Si les murs de cette fabrique de 4000 mètres carrés appartiennent encore aux anciens patrons de Polydec, la partie opérationnelle se trouve désormais sous la responsabilité de Pascal Barbezat, actionnaire majoritaire et directeur, ainsi que de Thierry Mathez, actionnaire minoritaire et CFO. Une transmission qui résulte de plusieurs années de réflexions personnelles et de discussions de groupe. La relève, les créateurs de Polydec, Claude et Jean-François Konrad, y ont réfléchi très tôt. «Les deux cousins se sont d’abord interrogés sur la forme idéale de transmission, détaille Pascal Barbezat.

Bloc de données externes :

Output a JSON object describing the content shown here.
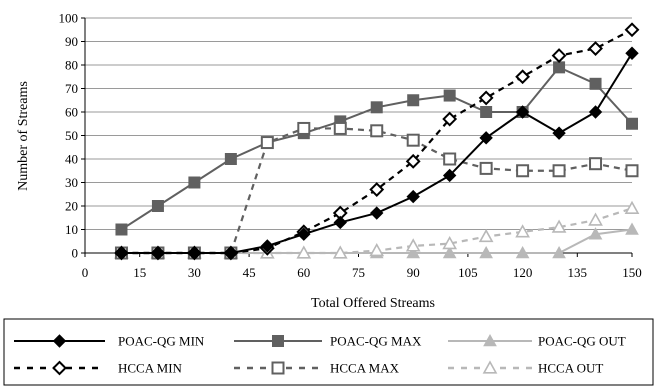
{
  "chart_data": {
    "type": "line",
    "xlabel": "Total Offered Streams",
    "ylabel": "Number of Streams",
    "xlim": [
      0,
      150
    ],
    "ylim": [
      0,
      100
    ],
    "x_ticks": [
      "0",
      "15",
      "30",
      "45",
      "60",
      "75",
      "90",
      "105",
      "120",
      "135",
      "150"
    ],
    "y_ticks": [
      "0",
      "10",
      "20",
      "30",
      "40",
      "50",
      "60",
      "70",
      "80",
      "90",
      "100"
    ],
    "grid": "horizontal",
    "legend_position": "bottom",
    "x": [
      10,
      20,
      30,
      40,
      50,
      60,
      70,
      80,
      90,
      100,
      110,
      120,
      130,
      140,
      150
    ],
    "series": [
      {
        "name": "POAC-QG MIN",
        "color": "#000000",
        "line": "solid",
        "marker": "diamond-filled",
        "values": [
          0,
          0,
          0,
          0,
          3,
          8,
          13,
          17,
          24,
          33,
          49,
          60,
          51,
          60,
          85
        ]
      },
      {
        "name": "POAC-QG MAX",
        "color": "#606060",
        "line": "solid",
        "marker": "square-filled",
        "values": [
          10,
          20,
          30,
          40,
          47,
          51,
          56,
          62,
          65,
          67,
          60,
          60,
          79,
          72,
          55
        ]
      },
      {
        "name": "POAC-QG OUT",
        "color": "#b8b8b8",
        "line": "solid",
        "marker": "triangle-filled",
        "values": [
          0,
          0,
          0,
          0,
          0,
          0,
          0,
          0,
          0,
          0,
          0,
          0,
          0,
          8,
          10
        ]
      },
      {
        "name": "HCCA MIN",
        "color": "#000000",
        "line": "dashed",
        "marker": "diamond-open",
        "values": [
          0,
          0,
          0,
          0,
          2,
          9,
          17,
          27,
          39,
          57,
          66,
          75,
          84,
          87,
          95
        ]
      },
      {
        "name": "HCCA MAX",
        "color": "#606060",
        "line": "dashed",
        "marker": "square-open",
        "values": [
          0,
          0,
          0,
          0,
          47,
          53,
          53,
          52,
          48,
          40,
          36,
          35,
          35,
          38,
          35
        ]
      },
      {
        "name": "HCCA OUT",
        "color": "#b8b8b8",
        "line": "dashed",
        "marker": "triangle-open",
        "values": [
          0,
          0,
          0,
          0,
          0,
          0,
          0,
          1,
          3,
          4,
          7,
          9,
          11,
          14,
          19
        ]
      }
    ]
  }
}
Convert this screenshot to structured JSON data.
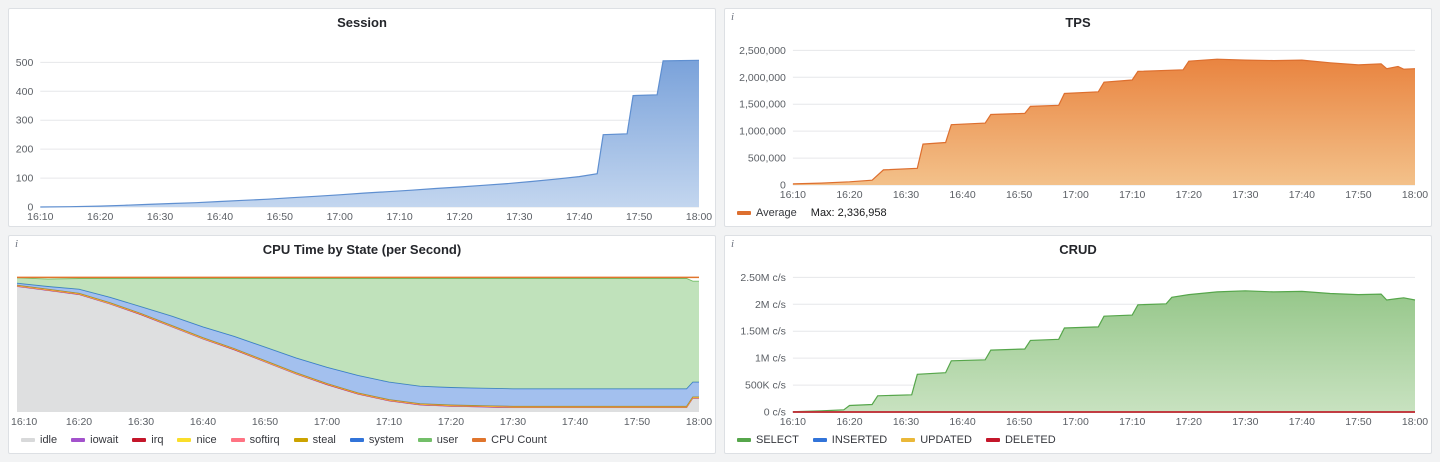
{
  "page": {
    "background": "#f2f3f4",
    "panel_background": "#ffffff",
    "panel_border": "#dde0e4"
  },
  "panels": [
    {
      "title": "Session"
    },
    {
      "title": "TPS",
      "info_glyph": "i"
    },
    {
      "title": "CPU Time by State (per Second)",
      "info_glyph": "i"
    },
    {
      "title": "CRUD",
      "info_glyph": "i"
    }
  ],
  "chart_data": [
    {
      "type": "area",
      "title": "Session",
      "x_axis": "time",
      "x_range": [
        0,
        110
      ],
      "ylim": [
        0,
        560
      ],
      "grid": true,
      "x_ticks": [
        {
          "v": 0,
          "label": "16:10"
        },
        {
          "v": 10,
          "label": "16:20"
        },
        {
          "v": 20,
          "label": "16:30"
        },
        {
          "v": 30,
          "label": "16:40"
        },
        {
          "v": 40,
          "label": "16:50"
        },
        {
          "v": 50,
          "label": "17:00"
        },
        {
          "v": 60,
          "label": "17:10"
        },
        {
          "v": 70,
          "label": "17:20"
        },
        {
          "v": 80,
          "label": "17:30"
        },
        {
          "v": 90,
          "label": "17:40"
        },
        {
          "v": 100,
          "label": "17:50"
        },
        {
          "v": 110,
          "label": "18:00"
        }
      ],
      "y_ticks": [
        {
          "v": 0,
          "label": "0"
        },
        {
          "v": 100,
          "label": "100"
        },
        {
          "v": 200,
          "label": "200"
        },
        {
          "v": 300,
          "label": "300"
        },
        {
          "v": 400,
          "label": "400"
        },
        {
          "v": 500,
          "label": "500"
        }
      ],
      "x": [
        0,
        5,
        10,
        14,
        18,
        22,
        26,
        30,
        34,
        38,
        42,
        46,
        50,
        54,
        58,
        62,
        66,
        70,
        74,
        78,
        82,
        86,
        90,
        93,
        94,
        98,
        99,
        103,
        104,
        110
      ],
      "series": [
        {
          "name": "sessions",
          "line_color": "#5f8fd0",
          "color": "#7aa2da",
          "gradient": [
            "#7aa2da",
            "#c3d6ef"
          ],
          "values": [
            0,
            1,
            3,
            6,
            9,
            12,
            15,
            19,
            23,
            27,
            32,
            37,
            42,
            48,
            53,
            58,
            64,
            69,
            75,
            81,
            88,
            96,
            105,
            115,
            250,
            253,
            385,
            388,
            505,
            507
          ]
        }
      ],
      "legend": []
    },
    {
      "type": "area",
      "title": "TPS",
      "x_axis": "time",
      "x_range": [
        0,
        110
      ],
      "ylim": [
        0,
        2600000
      ],
      "grid": true,
      "x_ticks": [
        {
          "v": 0,
          "label": "16:10"
        },
        {
          "v": 10,
          "label": "16:20"
        },
        {
          "v": 20,
          "label": "16:30"
        },
        {
          "v": 30,
          "label": "16:40"
        },
        {
          "v": 40,
          "label": "16:50"
        },
        {
          "v": 50,
          "label": "17:00"
        },
        {
          "v": 60,
          "label": "17:10"
        },
        {
          "v": 70,
          "label": "17:20"
        },
        {
          "v": 80,
          "label": "17:30"
        },
        {
          "v": 90,
          "label": "17:40"
        },
        {
          "v": 100,
          "label": "17:50"
        },
        {
          "v": 110,
          "label": "18:00"
        }
      ],
      "y_ticks": [
        {
          "v": 0,
          "label": "0"
        },
        {
          "v": 500000,
          "label": "500,000"
        },
        {
          "v": 1000000,
          "label": "1,000,000"
        },
        {
          "v": 1500000,
          "label": "1,500,000"
        },
        {
          "v": 2000000,
          "label": "2,000,000"
        },
        {
          "v": 2500000,
          "label": "2,500,000"
        }
      ],
      "x": [
        0,
        5,
        10,
        14,
        16,
        22,
        23,
        27,
        28,
        34,
        35,
        41,
        42,
        47,
        48,
        54,
        55,
        60,
        61,
        69,
        70,
        75,
        80,
        85,
        90,
        95,
        100,
        104,
        105,
        107,
        108,
        110
      ],
      "series": [
        {
          "name": "Average",
          "line_color": "#dd6f2f",
          "color": "#e98440",
          "gradient": [
            "#e98440",
            "#f3c18a"
          ],
          "values": [
            20000,
            35000,
            60000,
            90000,
            280000,
            310000,
            760000,
            790000,
            1120000,
            1150000,
            1310000,
            1330000,
            1460000,
            1480000,
            1700000,
            1730000,
            1910000,
            1950000,
            2110000,
            2140000,
            2300000,
            2336958,
            2320000,
            2310000,
            2320000,
            2270000,
            2230000,
            2250000,
            2160000,
            2200000,
            2150000,
            2160000
          ]
        }
      ],
      "legend": [
        {
          "label": "Average",
          "color": "#dd6f2f",
          "extra": "Max: 2,336,958"
        }
      ]
    },
    {
      "type": "stacked_area",
      "stacked": true,
      "title": "CPU Time by State (per Second)",
      "x_axis": "time",
      "x_range": [
        0,
        110
      ],
      "ylim": [
        0,
        104
      ],
      "grid": false,
      "x_ticks": [
        {
          "v": 0,
          "label": "16:10"
        },
        {
          "v": 10,
          "label": "16:20"
        },
        {
          "v": 20,
          "label": "16:30"
        },
        {
          "v": 30,
          "label": "16:40"
        },
        {
          "v": 40,
          "label": "16:50"
        },
        {
          "v": 50,
          "label": "17:00"
        },
        {
          "v": 60,
          "label": "17:10"
        },
        {
          "v": 70,
          "label": "17:20"
        },
        {
          "v": 80,
          "label": "17:30"
        },
        {
          "v": 90,
          "label": "17:40"
        },
        {
          "v": 100,
          "label": "17:50"
        },
        {
          "v": 110,
          "label": "18:00"
        }
      ],
      "y_ticks": [],
      "x": [
        0,
        5,
        10,
        15,
        20,
        25,
        30,
        35,
        40,
        45,
        50,
        55,
        60,
        65,
        70,
        75,
        80,
        85,
        90,
        95,
        100,
        105,
        108,
        109,
        110
      ],
      "series": [
        {
          "name": "idle",
          "color": "#D8D9DA",
          "fill_opacity": 0.85,
          "values": [
            93,
            90,
            87,
            80,
            72,
            63,
            54,
            46,
            37,
            28,
            20,
            13,
            8,
            5,
            4,
            3.5,
            3,
            3,
            3,
            3,
            3,
            3,
            3,
            10,
            10
          ]
        },
        {
          "name": "iowait",
          "color": "#A352CC",
          "fill_opacity": 0.6,
          "values": [
            0.3,
            0.3,
            0.3,
            0.3,
            0.3,
            0.3,
            0.3,
            0.3,
            0.3,
            0.3,
            0.3,
            0.3,
            0.3,
            0.3,
            0.3,
            0.3,
            0.3,
            0.3,
            0.3,
            0.3,
            0.3,
            0.3,
            0.3,
            0.3,
            0.3
          ]
        },
        {
          "name": "irq",
          "color": "#C4162A",
          "fill_opacity": 0.6,
          "values": [
            0.2,
            0.2,
            0.2,
            0.2,
            0.2,
            0.2,
            0.2,
            0.2,
            0.2,
            0.2,
            0.2,
            0.2,
            0.2,
            0.2,
            0.2,
            0.2,
            0.2,
            0.2,
            0.2,
            0.2,
            0.2,
            0.2,
            0.2,
            0.2,
            0.2
          ]
        },
        {
          "name": "nice",
          "color": "#FADE2A",
          "fill_opacity": 0.6,
          "values": [
            0.2,
            0.2,
            0.2,
            0.2,
            0.2,
            0.2,
            0.2,
            0.2,
            0.2,
            0.2,
            0.2,
            0.2,
            0.2,
            0.2,
            0.2,
            0.2,
            0.2,
            0.2,
            0.2,
            0.2,
            0.2,
            0.2,
            0.2,
            0.2,
            0.2
          ]
        },
        {
          "name": "softirq",
          "color": "#FF7383",
          "fill_opacity": 0.6,
          "values": [
            0.3,
            0.3,
            0.3,
            0.3,
            0.3,
            0.3,
            0.3,
            0.3,
            0.3,
            0.3,
            0.3,
            0.3,
            0.3,
            0.3,
            0.3,
            0.3,
            0.3,
            0.3,
            0.3,
            0.3,
            0.3,
            0.3,
            0.3,
            0.3,
            0.3
          ]
        },
        {
          "name": "steal",
          "color": "#CCA300",
          "fill_opacity": 0.6,
          "values": [
            0.2,
            0.2,
            0.2,
            0.2,
            0.2,
            0.2,
            0.2,
            0.2,
            0.2,
            0.2,
            0.2,
            0.2,
            0.2,
            0.2,
            0.2,
            0.2,
            0.2,
            0.2,
            0.2,
            0.2,
            0.2,
            0.2,
            0.2,
            0.2,
            0.2
          ]
        },
        {
          "name": "system",
          "color": "#3274D9",
          "fill_opacity": 0.45,
          "values": [
            1.5,
            2,
            3,
            4,
            5,
            7,
            8,
            9,
            10,
            11,
            12,
            13,
            13,
            13,
            13,
            13,
            13,
            13,
            13,
            13,
            13,
            13,
            13,
            11,
            11
          ]
        },
        {
          "name": "user",
          "color": "#73BF69",
          "fill_opacity": 0.45,
          "values": [
            4,
            5.5,
            8,
            14,
            21,
            28,
            36,
            43,
            51,
            59,
            66,
            72,
            77,
            80,
            81,
            81.5,
            82,
            82,
            82,
            82,
            82,
            82,
            82,
            75,
            75
          ]
        },
        {
          "name": "CPU Count",
          "type": "line",
          "color": "#E0752D",
          "values": [
            100,
            100,
            100,
            100,
            100,
            100,
            100,
            100,
            100,
            100,
            100,
            100,
            100,
            100,
            100,
            100,
            100,
            100,
            100,
            100,
            100,
            100,
            100,
            100,
            100
          ]
        }
      ],
      "legend": [
        {
          "label": "idle",
          "color": "#D8D9DA"
        },
        {
          "label": "iowait",
          "color": "#A352CC"
        },
        {
          "label": "irq",
          "color": "#C4162A"
        },
        {
          "label": "nice",
          "color": "#FADE2A"
        },
        {
          "label": "softirq",
          "color": "#FF7383"
        },
        {
          "label": "steal",
          "color": "#CCA300"
        },
        {
          "label": "system",
          "color": "#3274D9"
        },
        {
          "label": "user",
          "color": "#73BF69"
        },
        {
          "label": "CPU Count",
          "color": "#E0752D"
        }
      ]
    },
    {
      "type": "area",
      "title": "CRUD",
      "x_axis": "time",
      "x_range": [
        0,
        110
      ],
      "ylim": [
        0,
        2600000
      ],
      "grid": true,
      "x_ticks": [
        {
          "v": 0,
          "label": "16:10"
        },
        {
          "v": 10,
          "label": "16:20"
        },
        {
          "v": 20,
          "label": "16:30"
        },
        {
          "v": 30,
          "label": "16:40"
        },
        {
          "v": 40,
          "label": "16:50"
        },
        {
          "v": 50,
          "label": "17:00"
        },
        {
          "v": 60,
          "label": "17:10"
        },
        {
          "v": 70,
          "label": "17:20"
        },
        {
          "v": 80,
          "label": "17:30"
        },
        {
          "v": 90,
          "label": "17:40"
        },
        {
          "v": 100,
          "label": "17:50"
        },
        {
          "v": 110,
          "label": "18:00"
        }
      ],
      "y_ticks": [
        {
          "v": 0,
          "label": "0 c/s"
        },
        {
          "v": 500000,
          "label": "500K c/s"
        },
        {
          "v": 1000000,
          "label": "1M c/s"
        },
        {
          "v": 1500000,
          "label": "1.50M c/s"
        },
        {
          "v": 2000000,
          "label": "2M c/s"
        },
        {
          "v": 2500000,
          "label": "2.50M c/s"
        }
      ],
      "x": [
        0,
        5,
        9,
        10,
        14,
        15,
        21,
        22,
        27,
        28,
        34,
        35,
        41,
        42,
        47,
        48,
        54,
        55,
        60,
        61,
        66,
        67,
        70,
        75,
        80,
        85,
        90,
        95,
        100,
        104,
        105,
        108,
        110
      ],
      "series": [
        {
          "name": "SELECT",
          "line_color": "#56A64B",
          "color": "#8cc383",
          "gradient": [
            "#96c78a",
            "#c8e2c0"
          ],
          "values": [
            5000,
            20000,
            40000,
            120000,
            140000,
            300000,
            320000,
            700000,
            730000,
            950000,
            970000,
            1150000,
            1170000,
            1330000,
            1350000,
            1560000,
            1580000,
            1780000,
            1800000,
            1990000,
            2010000,
            2130000,
            2180000,
            2230000,
            2250000,
            2230000,
            2240000,
            2200000,
            2180000,
            2190000,
            2080000,
            2120000,
            2080000
          ]
        },
        {
          "name": "INSERTED",
          "type": "line",
          "color": "#3274D9",
          "values": [
            0,
            0,
            0,
            0,
            0,
            0,
            0,
            0,
            0,
            0,
            0,
            0,
            0,
            0,
            0,
            0,
            0,
            0,
            0,
            0,
            0,
            0,
            0,
            0,
            0,
            0,
            0,
            0,
            0,
            0,
            0,
            0,
            0
          ]
        },
        {
          "name": "UPDATED",
          "type": "line",
          "color": "#EAB839",
          "values": [
            0,
            0,
            0,
            0,
            0,
            0,
            0,
            0,
            0,
            0,
            0,
            0,
            0,
            0,
            0,
            0,
            0,
            0,
            0,
            0,
            0,
            0,
            0,
            0,
            0,
            0,
            0,
            0,
            0,
            0,
            0,
            0,
            0
          ]
        },
        {
          "name": "DELETED",
          "type": "line",
          "color": "#C4162A",
          "values": [
            0,
            0,
            0,
            0,
            0,
            0,
            0,
            0,
            0,
            0,
            0,
            0,
            0,
            0,
            0,
            0,
            0,
            0,
            0,
            0,
            0,
            0,
            0,
            0,
            0,
            0,
            0,
            0,
            0,
            0,
            0,
            0,
            0
          ]
        }
      ],
      "legend": [
        {
          "label": "SELECT",
          "color": "#56A64B"
        },
        {
          "label": "INSERTED",
          "color": "#3274D9"
        },
        {
          "label": "UPDATED",
          "color": "#EAB839"
        },
        {
          "label": "DELETED",
          "color": "#C4162A"
        }
      ]
    }
  ]
}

Ils se sont finalement décidés pour un management buy-out (MBO), soit le rachat de l’ensemble des parts par des cadres dirigeants de l’entreprise (qui représente la troisième forme de reprise avec la transmission familiale et celle à un acteur extérieur, ndlr).

Une relève réfléchie

Dès l’engagement de Pascal Barbezat comme chef des ventes en 2013, les deux patrons évoquent la reprise de la PME avec lui. «Cette alternative paraissait judicieuse, car j’ai occupé plusieurs postes à responsabilités dans l’horlogerie neuchâteloise et suis titulaire d’un MBA», explique le Biennois. Les discussions sérieuses reprennent quatre ans plus tard. «J’ai commencé à flirter avec l’idée, après m’être assuré qu’il n’y avait pas de velléités au sein de la famille propriétaire», explique Pascal Barbezat, qui s’est également assuré du soutien de sa propre famille.Les deux vendeurs et le possible repreneur décident d’inclure Thierry Mathez dans la boucle, notamment en raison de sa connaissance ancienne de l’entreprise. «La première fois que j’ai mis les pieds chez Polydec, c’était pour un contrôle AVS il y a vingt-cinq ans, s’amuse-t-il. Plus tard, ma fiduciaire a été l’organe de révision de la société durant dix ans, jusqu’à ce que je devienne le directeur financier en 2011, tout en maintenant mes autres activités à 40%.»

Transparence de mise

Une fois convaincus par la reprise, Pascal Barbezat et Thierry Mathez se mettent à travailler sur le financement. «Nous avons fait un bout de chemin auprès des banques pour obtenir le montant souhaité du rachat, se souvient l’actuel directeur. L’aide de Thierry sur ce plan a permis de boucler le financement et le plan de reprise en une année.» Seul un appui juridique et fiscal extérieur a été nécessaire. Entre les quatre acquéreurs et repreneurs, la transparence est de mise. «Le rapport de confiance qui préexiste est un grand avantage du MBO, estime Cyril Schaer, secrétaire général de l’association Relève PME. Le vendeur connaît les cadres avec lesquels il a collaboré par le passé. La confidentialité de l’opération est mieux garantie, avec un risque de fuite de données plus faible que lors d’un rachat par un tiers, à qui il faut remettre de nombreuses informations.»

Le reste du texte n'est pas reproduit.